Der Präsident von Frankreich, Emmanuel Macron, erklärte am Montag, dass er nicht zögern werde, auf das französische Atomarsenal zurückzugreifen, wenn die lebenswichtigen Interessen des Landes bedroht sind, angesichts der militärischen Eskalation, die sich aus dem Konflikt mit Iran ergibt, und eines internationalen Umfelds, das er als besonders instabil bezeichnete.
Während einer Rede an der Basis der U-Boote in Île Longue in der Bretagne verteidigte der Präsident die Notwendigkeit, die französische nukleare Abschreckung „im Einklang mit unseren nationalen und europäischen Herausforderungen“ zu stärken, angesichts dessen, was er als eine zunehmende Kombination von Bedrohungen beschrieb. Er betonte, dass Frankreich seine Abschreckungsstrategie „in der Tiefe des europäischen Kontinents“ und mit vollstem Respekt vor seiner Souveränität denken müsse.
Macron sprach sogar davon, schrittweise auf das hinzuarbeiten, was er eine "fortgeschrittene Abschreckung" nannte, da Europa sich "in einer Phase der Brüche voller Risiken" befinde, dessen sich die Bürger bewusst seien. Laut dem Präsidenten rechtfertigt diese Phase eine Verschärfung des französischen strategischen Modells.
In seiner Rede sprach er auch über den Krieg in der Ukraine und versicherte, dass Russland gegen sein Nachbarland “einen langsamen und grausamen Krieg” führt, der laut der französischen nationalen Sicherheitsüberprüfung ein größeres Risiko für Europa darstellt. Zudem beschuldigte er Moskau, einen Revisionismus und “brutalen Imperialismus” zu betreiben, der von einem umfangreichen Atomarsenal gestützt wird, das weiterhin entwickelt wird.
Die Äußerungen von Macron erfolgen nach der militärischen Offensive, die am 28. Februar von den Vereinigten Staaten und Israel gegen mehr als tausend strategische Ziele im Iran, einschließlich nuklearer und militärischer Einrichtungen, begonnen wurde.
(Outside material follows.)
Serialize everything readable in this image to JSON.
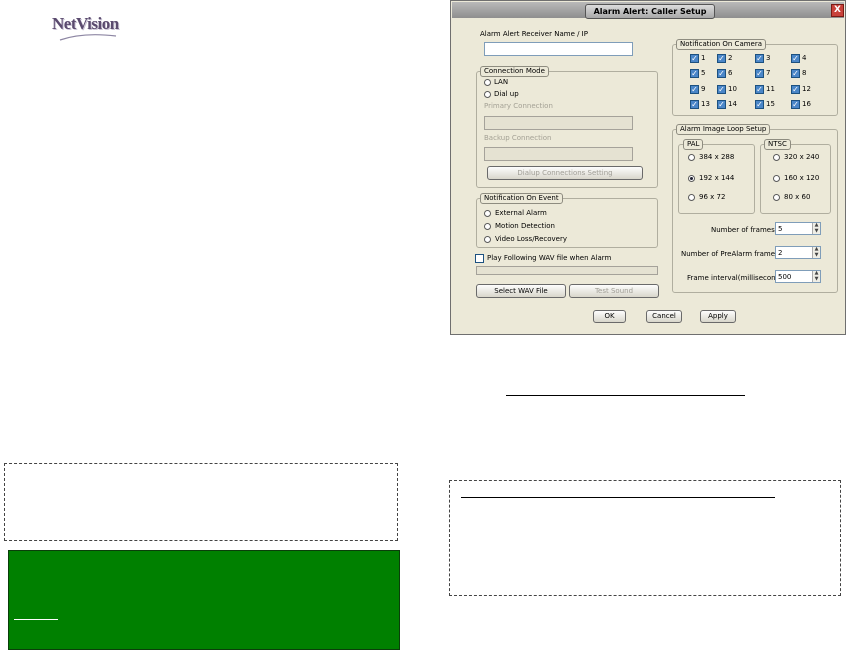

Nach diesen Bombardements und dem Tod von Ayatollah Alí Jameneí eröffnete Washington die Debatte über einen möglichen politischen Übergangsprozess in Teheran.
Als Reaktion auf die Offensive hat Iran Raketen und Drohnen gegen Israel und mehrere Länder des Golfs gestartet. Angesichts dieser Angriffe äußerten Frankreich, das Vereinigte Königreich und Deutschland ihre Bereitschaft, defensive Maßnahmen mit den Vereinigten Staaten zu koordinieren, um die Angriffs-capacität Irans einzuschränken, als Teil der gemeinsamen europäischen Haltung gegenüber der Eskalation.
Unter den bestätigten Vorfällen ist der Einschlag einer iranischen Drohne in der britischen Basis Akrotiri auf Zypern, der geringfügige Sachschäden verursachte. Die Einrichtung stellt einen strategischen Stützpunkt des Vereinigten Königreichs im östlichen Mittelmeer dar.
Seitens Brüssel warnte die Präsidentin der Europäischen Kommission, Ursula von der Leyen, dass die Europäische Union auf die Konsequenzen des Konflikts in Bereichen wie Energie, Sicherheit und Migration vorbereitet sein muss. Sie betonte, dass der einzige nachhaltige Ausweg eine diplomatische Lösung sei, die die Einstellung der iranischen nuklearen und ballistischen Programme beinhaltet, in Aussagen, die von EuroEFE festgehalten wurden.
Der Präsident der spanischen Regierung, Pedro Sánchez, verurteilte die iranischen Angriffe auf Israel, Zypern und mehrere Golfstaaten und forderte dazu auf, die Eskalation zu stoppen und den Dialog wieder aufzunehmen, wie aus Nachrichten hervorgeht, die in seinen sozialen Medien verbreitet wurden.
Die europäische Koordination angesichts der iranischen Angriffe und die Bereitschaft von Paris, Berlin und London zur Zusammenarbeit mit Washington hatten sich bereits in der gemeinsamen Erklärung zu defensiven Maßnahmen zur Neutralisierung der militärischen Fähigkeit Irans in der Region niedergeschlagen.